MPs have a duty to their constituents to serve as their representative in the House of Commons, whereas Ministers in the Cabinet are serving the Prime Minister. They may also wish to stick around in order to have a vote on any decisions taken by the Cabinet to Parliament- decisions which Johnson and Davis may now wish to vote against.
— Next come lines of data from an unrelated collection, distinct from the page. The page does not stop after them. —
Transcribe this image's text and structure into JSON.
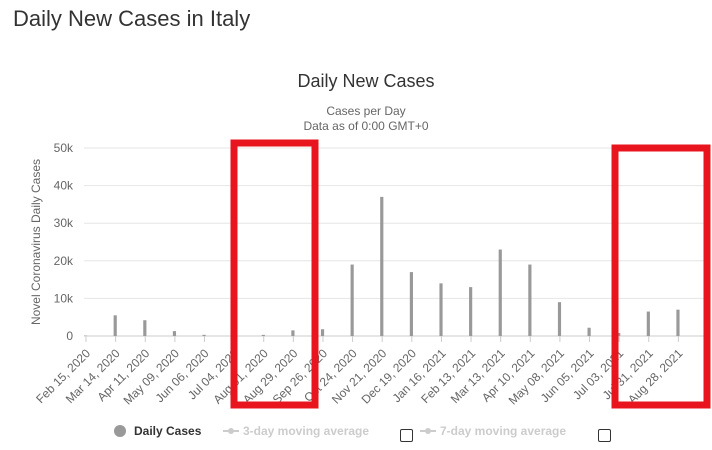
{
  "page": {
    "title": "Daily New Cases in Italy"
  },
  "legend": {
    "daily": "Daily Cases",
    "ma3": "3-day moving average",
    "ma7": "7-day moving average"
  },
  "colors": {
    "bar": "#999999",
    "highlight": "#e8141e",
    "grid": "#e6e6e6",
    "legend_disabled": "#cccccc"
  },
  "chart_data": {
    "type": "bar",
    "title": "Daily New Cases",
    "subtitle": [
      "Cases per Day",
      "Data as of 0:00 GMT+0"
    ],
    "ylabel": "Novel Coronavirus Daily Cases",
    "ylim": [
      0,
      50000
    ],
    "yticks": [
      "0",
      "10k",
      "20k",
      "30k",
      "40k",
      "50k"
    ],
    "xtick_labels": [
      "Feb 15, 2020",
      "Mar 14, 2020",
      "Apr 11, 2020",
      "May 09, 2020",
      "Jun 06, 2020",
      "Jul 04, 2020",
      "Aug 01, 2020",
      "Aug 29, 2020",
      "Sep 26, 2020",
      "Oct 24, 2020",
      "Nov 21, 2020",
      "Dec 19, 2020",
      "Jan 16, 2021",
      "Feb 13, 2021",
      "Mar 13, 2021",
      "Apr 10, 2021",
      "May 08, 2021",
      "Jun 05, 2021",
      "Jul 03, 2021",
      "Jul 31, 2021",
      "Aug 28, 2021"
    ],
    "series": [
      {
        "name": "Daily Cases",
        "x": [
          "2020-02-15",
          "2020-03-14",
          "2020-04-11",
          "2020-05-09",
          "2020-06-06",
          "2020-07-04",
          "2020-08-01",
          "2020-08-29",
          "2020-09-26",
          "2020-10-24",
          "2020-11-21",
          "2020-12-19",
          "2021-01-16",
          "2021-02-13",
          "2021-03-13",
          "2021-04-10",
          "2021-05-08",
          "2021-06-05",
          "2021-07-03",
          "2021-07-31",
          "2021-08-28"
        ],
        "values": [
          100,
          5500,
          4200,
          1300,
          300,
          200,
          300,
          1500,
          1800,
          19000,
          37000,
          17000,
          14000,
          13000,
          23000,
          19000,
          9000,
          2200,
          800,
          6500,
          7000
        ]
      }
    ]
  }
}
One might wonder if an MP might prefer to stay non-ministerial, for a quiet life. An example of this is Dennis Skinner, a Labour MP who has been in Parliament for 48 years and never accepted a ministerial position. Ministers usually receive supplementary salary on top of their MP pay, and considerably more power, so resigning is not a decision to be taken lightly. However, after stepping down as MP Cameron was able to pursue a new career in publishing and public speaking, as many Prime Ministers have done before him.
What will happen next?
No one can say. Prime Minister Theresa May has to retain control of the Government in order to achieve her goal of exiting the European Union, but to do so she must keep the trust of her Party. Many people inside and outside her party will now be calling for a general election to be called as the pressure mounts on May’s cabinet. Her supporters meanwhile will say that as Brexit must be delivered on a short timescale, it is not the time for political upheaval. As with anything in politics, only time will tell.
For live updates, try the BBC’s breaking news feed.
Editor’s Note: The previous version of this article stated that David Davies had resigned, when the name of the Minister who resigned is in fact David Davis. Confusingly, David Davies is another Conservative MP with only a very slightly different name.